1. The measurement schedule, which is tricky because simply measuring all gauge operators in a random order may not provide enough information to construct a complete set of detectors (which can diagnose all detectable/correctable errors).
2. The definition of detectors, which generally depends on the measurement schedule. This choice has no analog for "ordinary" (Abelian) stabilizer codes.

[jviszlai]

I think the most straightforward subsystem schedule is alternating all Z gauges in one round and then all X gauges in the next round. The detectors would then be the parity of all gauges in each stabilizer between the two rounds they were measured. I agree though that other measurement schedules could perform better and would admit different detectors. Perhaps this is a similar situation to the different options for SyndromeMeasurementStrategy?
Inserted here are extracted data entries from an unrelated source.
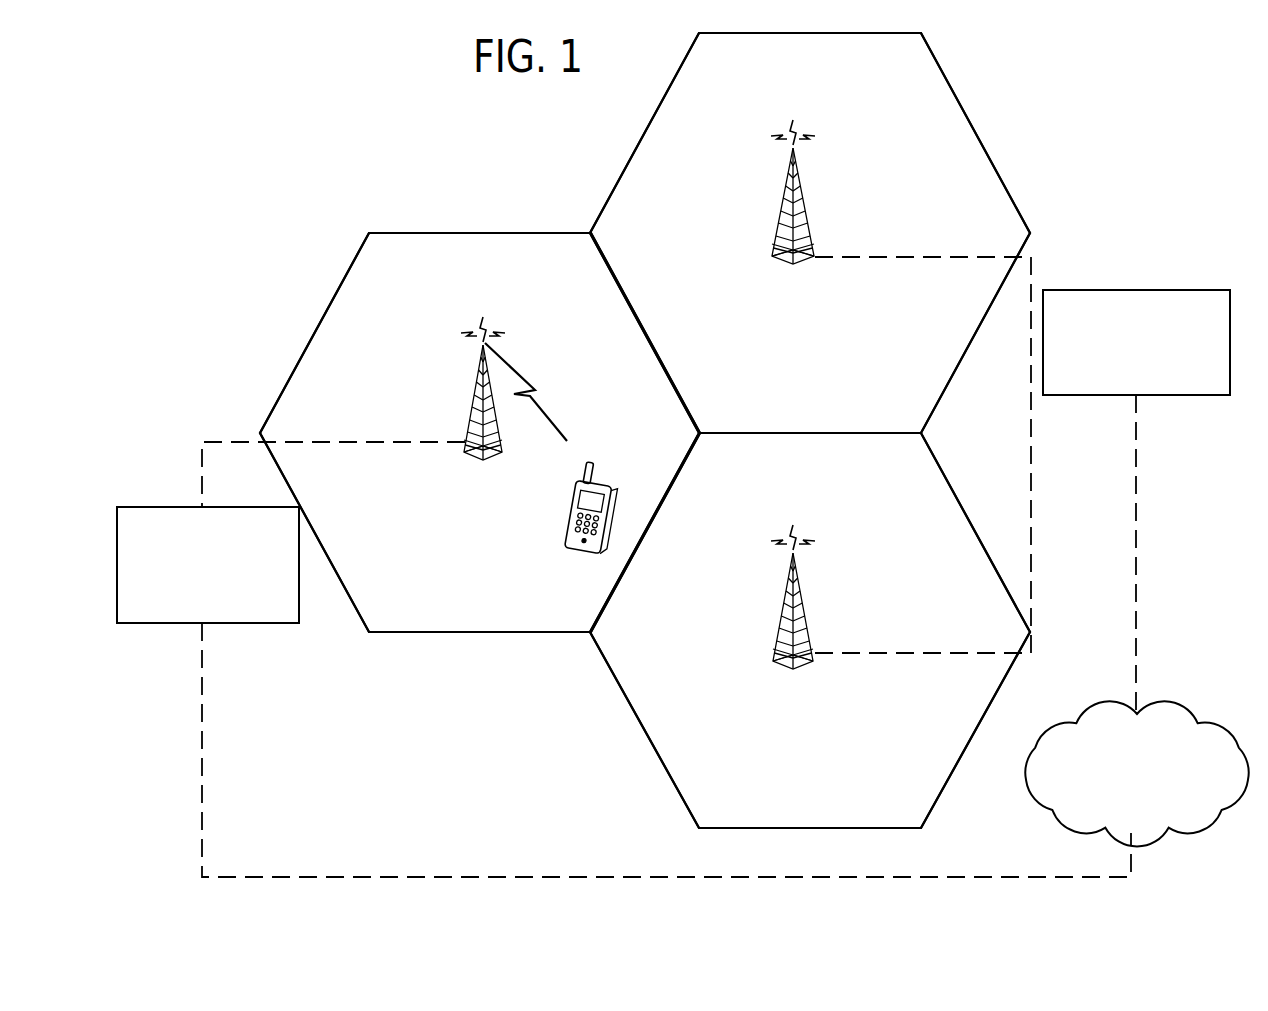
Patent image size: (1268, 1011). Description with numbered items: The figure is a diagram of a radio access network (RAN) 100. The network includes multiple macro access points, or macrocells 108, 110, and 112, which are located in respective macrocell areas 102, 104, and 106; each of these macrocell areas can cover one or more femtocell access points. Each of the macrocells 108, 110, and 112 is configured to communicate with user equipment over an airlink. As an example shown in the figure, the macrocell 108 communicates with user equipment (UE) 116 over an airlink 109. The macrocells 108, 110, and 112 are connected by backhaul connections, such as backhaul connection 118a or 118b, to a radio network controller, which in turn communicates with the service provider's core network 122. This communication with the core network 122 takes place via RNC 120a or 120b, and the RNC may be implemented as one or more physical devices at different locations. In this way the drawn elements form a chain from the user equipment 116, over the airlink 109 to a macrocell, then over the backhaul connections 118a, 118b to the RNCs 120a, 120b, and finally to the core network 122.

The radio access network 100 is at (412, 112).
The macrocell area 102 is at (312, 306).
The macrocell area 104 is at (964, 90).
The macrocell area 106 is at (620, 733).
The macrocell 108 is at (470, 452).
The airlink 109 is at (532, 391).
The macrocell 110 is at (797, 262).
The macrocell 112 is at (797, 667).
The user equipment 116 is at (565, 553).
The backhaul connection 118a is at (200, 460).
The backhaul connection 118b is at (1032, 556).
The radio network controller 120a is at (208, 565).
The radio network controller 120b is at (1136, 501).
The core network 122 is at (1128, 702).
In terms of implementing, I think we would need to either generalize the way detectors are constructed in qldpc.circuits.memory and create new subsystem-specific SyndromeMeasurementStrategy or just create separate functionality for subsystem codes entirely.

[jviszlai]

Which is the desired behavior? And is it easy to understand why the remainder is treated the way it is? If so, I'd like to explain this in the docstring.

I think we can choose either behavior. If choosing the smaller remainder preserves the logical error rate I'd vote for that. I think my original choice of the larger remainder was to cautiously keep > d rounds per window, but this might be unnecessary given the last round is reconstructed syndromes from data measurements.